TAMPA — Leading the state universities' governing board during a time of major budget cuts and power struggles with the Legislature is not a task for the faint of heart.
Enter Sheila McDevitt, a longtime corporate lawyer with a blunt tongue and an appetite for challenges.
"I'm pretty decisive," says McDevitt, who retired last summer as general counsel for TECO Energy.
She'll have plenty of challenges in the next two years. McDevitt, 61, was elected recently by her peers to serve as chairwoman of the Board of Governors, the 17-member group that oversees Florida's public universities.
She takes over at a time when the constitutionally created board is locked in a legal battle with legislators over tuition-setting authority. When universities are losing so much in state funding, they're losing top faculty members to states with less financial uncertainty. When the board's power over state universities is being challenged by lawmakers and even some university leaders.
You're taking over during a difficult period. What's at the top of your priority list?
One is to begin having meetings with the governor's office, the outgoing and incoming (House) speakers and (Senate) presidents and the education chairs in both chambers. … The question is, what can we do to make this group of universities work together better. The system approach during this time of lean resources is more important than ever. Because when you have no money and one university with clout goes out and gets something for themselves, it means it's taking away from other universities.
I also want to resolve, or begin to resolve, how we can develop a formula for appropriate and predictable funding.
You spent a lot of time in Tallahassee this past session, and it was obviously a stressful time for the board. What did you learn?
The leadership is more "What I say goes" than when I worked in the Legislature 30 years ago. But as you get away from the leadership, people's views are different. … A consistent view is they don't understand why individual presidents are trying to go out and get more for themselves when the system as a whole is promoting something else. It's confusing for us as a board; it's confusing for the people who provide the resources to the universities; and it's confusing for the smaller universities with less clout.
What do you want to see happen with the tuition lawsuit? Settle? Keep pushing?
I'm not interested in "winning a lawsuit." I want to begin these conversations and see if we can get to a place where we can agree. What you want to do is reach an accord where everyone is at least slightly miserable or slightly happy. Usually that means both sides got something. But you can't get everything you want.
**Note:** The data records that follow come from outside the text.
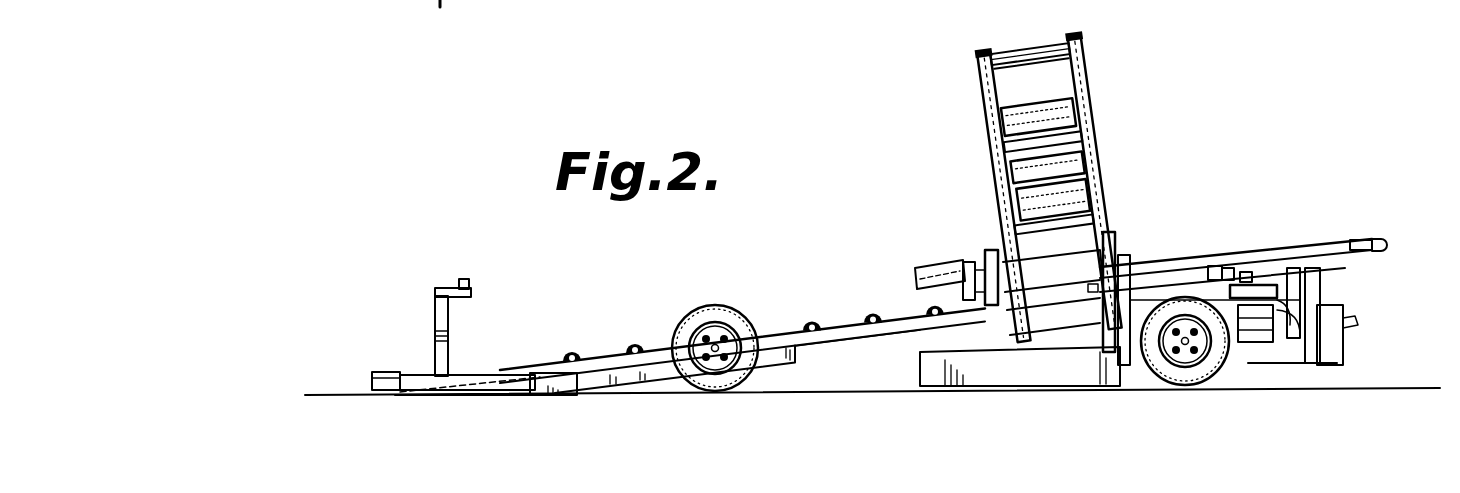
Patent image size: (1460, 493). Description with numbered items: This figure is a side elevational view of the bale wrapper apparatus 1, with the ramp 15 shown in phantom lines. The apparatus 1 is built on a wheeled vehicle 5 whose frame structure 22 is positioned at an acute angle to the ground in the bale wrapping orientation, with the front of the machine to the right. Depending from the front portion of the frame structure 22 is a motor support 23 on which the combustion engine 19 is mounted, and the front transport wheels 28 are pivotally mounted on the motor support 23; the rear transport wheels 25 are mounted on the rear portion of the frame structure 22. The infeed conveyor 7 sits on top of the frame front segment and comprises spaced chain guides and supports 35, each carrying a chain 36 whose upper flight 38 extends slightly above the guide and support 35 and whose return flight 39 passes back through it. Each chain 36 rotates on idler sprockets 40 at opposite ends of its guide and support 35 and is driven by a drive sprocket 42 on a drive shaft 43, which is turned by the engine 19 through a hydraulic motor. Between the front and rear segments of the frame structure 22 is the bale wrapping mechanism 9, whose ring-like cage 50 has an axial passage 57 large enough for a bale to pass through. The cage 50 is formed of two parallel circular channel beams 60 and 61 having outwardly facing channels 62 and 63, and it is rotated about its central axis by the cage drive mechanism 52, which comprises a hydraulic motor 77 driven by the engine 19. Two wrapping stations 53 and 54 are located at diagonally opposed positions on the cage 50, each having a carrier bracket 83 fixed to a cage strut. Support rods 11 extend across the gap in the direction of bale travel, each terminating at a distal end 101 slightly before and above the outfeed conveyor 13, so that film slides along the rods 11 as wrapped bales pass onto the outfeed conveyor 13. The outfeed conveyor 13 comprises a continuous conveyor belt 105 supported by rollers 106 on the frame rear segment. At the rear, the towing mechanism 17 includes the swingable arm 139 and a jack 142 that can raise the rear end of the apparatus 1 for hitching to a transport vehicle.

The bale wrapper apparatus 1 is at (872, 252).
The wheeled vehicle 5 is at (859, 348).
The infeed conveyor 7 is at (1305, 246).
The bale wrapping mechanism 9 is at (1096, 152).
The support rods 11 is at (1040, 297).
The outfeed conveyor 13 is at (582, 364).
The ramp 15 is at (477, 396).
The towing mechanism 17 is at (384, 372).
The combustion engine 19 is at (1250, 342).
The frame structure 22 is at (793, 350).
The motor support 23 is at (1331, 356).
The rear transport wheels 25 is at (722, 393).
The front transport wheels 28 is at (1168, 390).
The chain guide and support 35 is at (1140, 285).
The chain 36 is at (1128, 270).
The upper flight 38 is at (1348, 243).
The return flight 39 is at (1247, 273).
The idler sprockets 40 is at (1094, 283).
The drive sprocket 42 is at (1212, 268).
The drive shaft 43 is at (1226, 268).
The cage 50 is at (1087, 78).
The cage drive mechanism 52 is at (968, 262).
The wrapping station 53 is at (1090, 100).
The wrapping station 54 is at (1096, 197).
The axial passage 57 is at (946, 181).
The circular channel beam 60 is at (1085, 60).
The circular channel beam 61 is at (975, 103).
The outwardly facing channel 62 is at (1076, 44).
The outwardly facing channel 63 is at (978, 56).
The hydraulic motor 77 is at (931, 282).
The carrier bracket 83 is at (1095, 125).
The distal end 101 is at (1011, 265).
The conveyor belt 105 is at (768, 334).
The rollers 106 is at (830, 332).
The swingable arm 139 is at (403, 394).
The jack 142 is at (441, 323).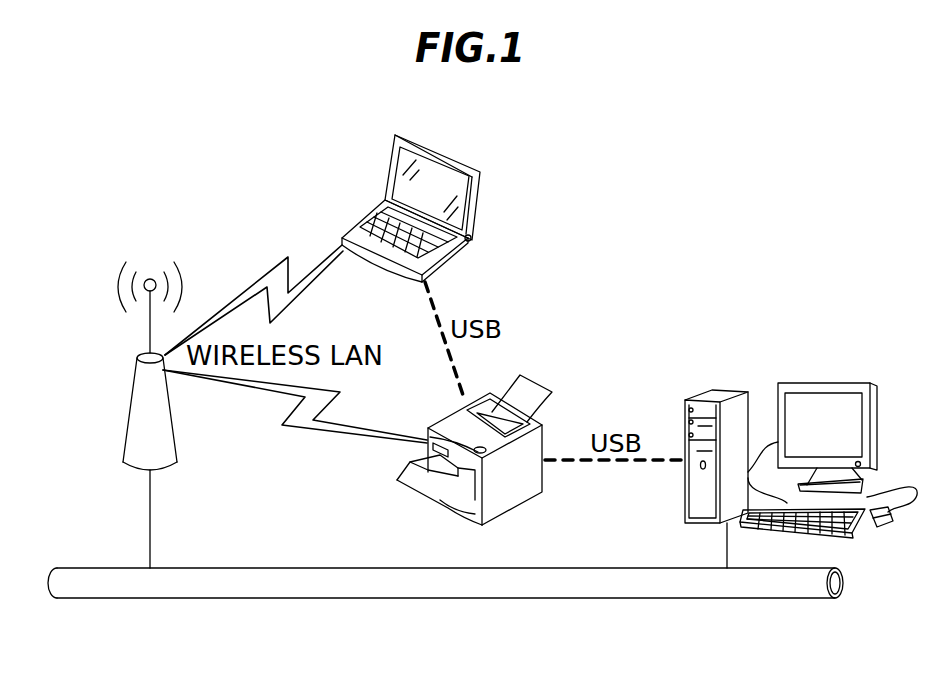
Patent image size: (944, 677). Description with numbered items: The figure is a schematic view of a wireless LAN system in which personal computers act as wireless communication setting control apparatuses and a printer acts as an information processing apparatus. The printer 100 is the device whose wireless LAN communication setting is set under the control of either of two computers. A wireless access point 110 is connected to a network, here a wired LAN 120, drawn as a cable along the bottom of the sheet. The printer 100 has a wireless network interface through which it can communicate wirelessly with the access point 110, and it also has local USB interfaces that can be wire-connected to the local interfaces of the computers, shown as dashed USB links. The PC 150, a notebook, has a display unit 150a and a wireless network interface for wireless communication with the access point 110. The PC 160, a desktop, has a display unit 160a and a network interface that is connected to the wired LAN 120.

The printer 100 is at (558, 368).
The wireless access point 110 is at (170, 470).
The wired LAN 120 is at (430, 599).
The PC 150 is at (443, 204).
The display unit 150a is at (443, 177).
The PC 160 is at (728, 392).
The display unit 160a is at (825, 383).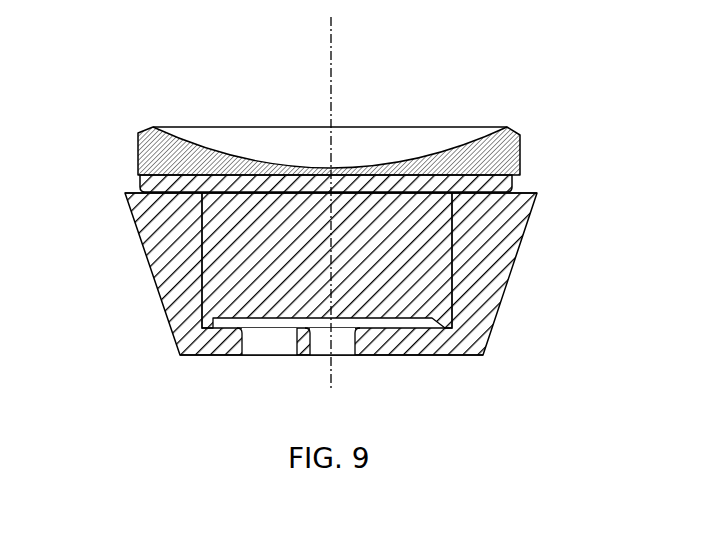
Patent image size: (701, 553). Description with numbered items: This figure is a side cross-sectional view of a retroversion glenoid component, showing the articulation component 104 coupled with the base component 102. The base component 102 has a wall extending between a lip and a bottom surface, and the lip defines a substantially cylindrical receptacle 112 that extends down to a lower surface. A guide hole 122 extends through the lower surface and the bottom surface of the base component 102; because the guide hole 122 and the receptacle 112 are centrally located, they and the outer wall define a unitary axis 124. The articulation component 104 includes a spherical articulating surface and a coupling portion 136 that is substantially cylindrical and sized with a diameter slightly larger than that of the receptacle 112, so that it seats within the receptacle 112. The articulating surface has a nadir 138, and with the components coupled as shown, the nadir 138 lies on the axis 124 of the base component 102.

The base component 102 is at (507, 290).
The articulation component 104 is at (138, 155).
The receptacle 112 is at (227, 320).
The guide hole 122 is at (343, 356).
The unitary axis 124 is at (331, 93).
The coupling portion 136 is at (448, 324).
The nadir 138 is at (333, 168).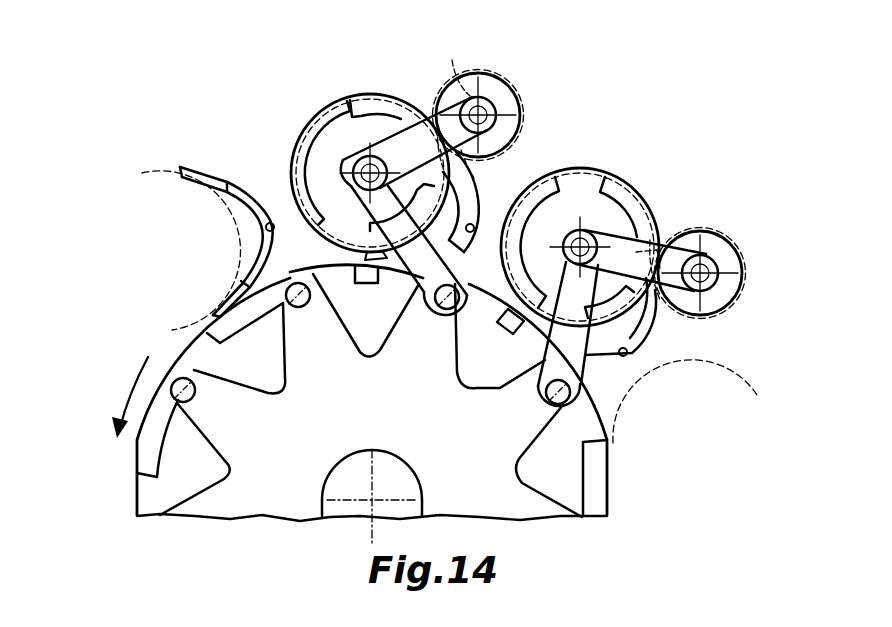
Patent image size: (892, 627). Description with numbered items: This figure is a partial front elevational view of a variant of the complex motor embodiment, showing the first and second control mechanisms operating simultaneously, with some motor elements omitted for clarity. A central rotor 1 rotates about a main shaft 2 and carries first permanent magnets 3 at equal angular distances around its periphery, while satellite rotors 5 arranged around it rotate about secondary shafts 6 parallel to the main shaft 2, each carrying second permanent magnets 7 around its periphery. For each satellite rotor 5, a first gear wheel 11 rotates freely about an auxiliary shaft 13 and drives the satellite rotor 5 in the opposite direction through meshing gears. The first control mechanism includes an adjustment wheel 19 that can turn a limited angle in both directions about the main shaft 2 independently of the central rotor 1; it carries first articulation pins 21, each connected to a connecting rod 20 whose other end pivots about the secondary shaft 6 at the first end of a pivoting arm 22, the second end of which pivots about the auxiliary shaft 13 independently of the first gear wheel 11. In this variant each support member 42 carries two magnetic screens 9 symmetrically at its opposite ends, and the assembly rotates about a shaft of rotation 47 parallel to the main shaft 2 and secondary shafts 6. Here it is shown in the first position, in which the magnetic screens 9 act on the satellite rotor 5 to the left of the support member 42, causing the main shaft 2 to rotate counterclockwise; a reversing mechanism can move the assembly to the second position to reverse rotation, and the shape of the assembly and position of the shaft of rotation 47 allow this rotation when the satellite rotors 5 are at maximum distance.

The central rotor 1 is at (148, 495).
The main shaft 2 is at (382, 478).
The first permanent magnets 3 is at (240, 323).
The satellite rotors 5 is at (352, 104).
The secondary shafts 6 is at (316, 112).
The second permanent magnets 7 is at (293, 161).
The magnetic screen 9 is at (188, 160).
The first gear wheel 11 is at (517, 102).
The auxiliary shaft 13 is at (500, 76).
The adjustment wheel 19 is at (540, 430).
The connecting rods 20 is at (337, 250).
The first articulation pins 21 is at (447, 312).
The pivoting arm 22 is at (400, 106).
The support member 42 is at (253, 262).
The shaft of rotation 47 is at (262, 226).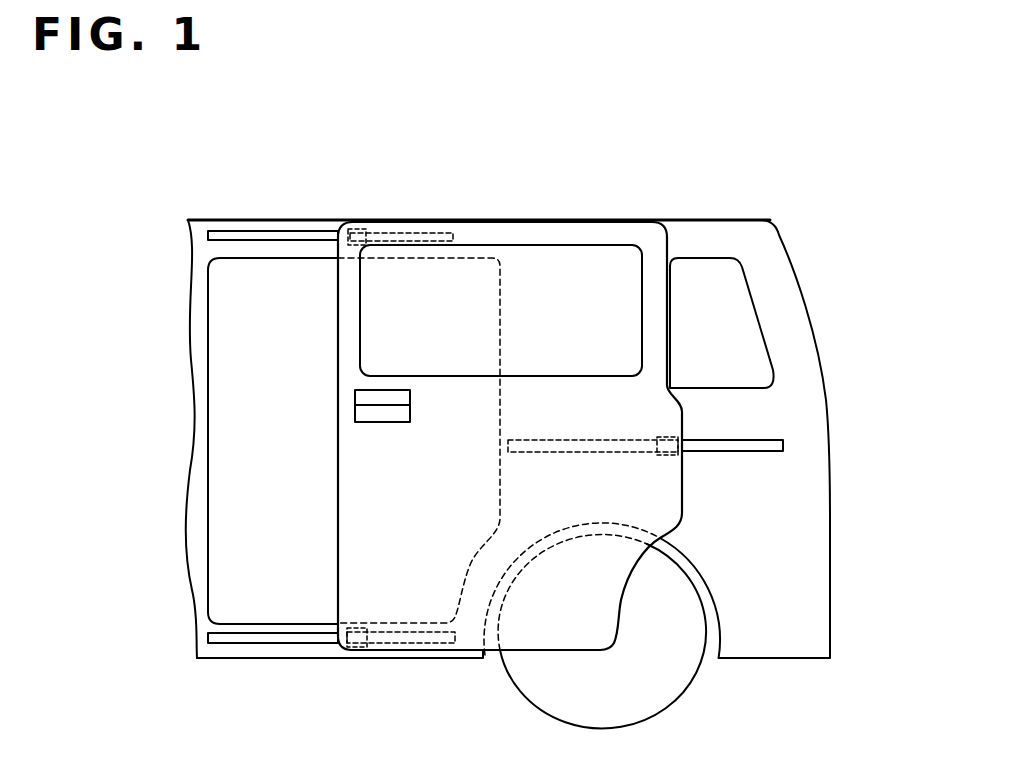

How concerned are you about the budget cuts facing universities, and this ongoing loss of top faculty members to other states?
I'm very concerned. Those kinds of faculty, like the USF robotics professor, are what elevate schools and put them on the national radar. I don't like to see it. But I don't know what the answer is.
We're looking at state funding and tuition, but we also need to look at what universities get from their foundations and what other private help universities can get. We are in a situation no different than nonprofits that rely on state money and now are getting less of it and so they have to look more at private funding.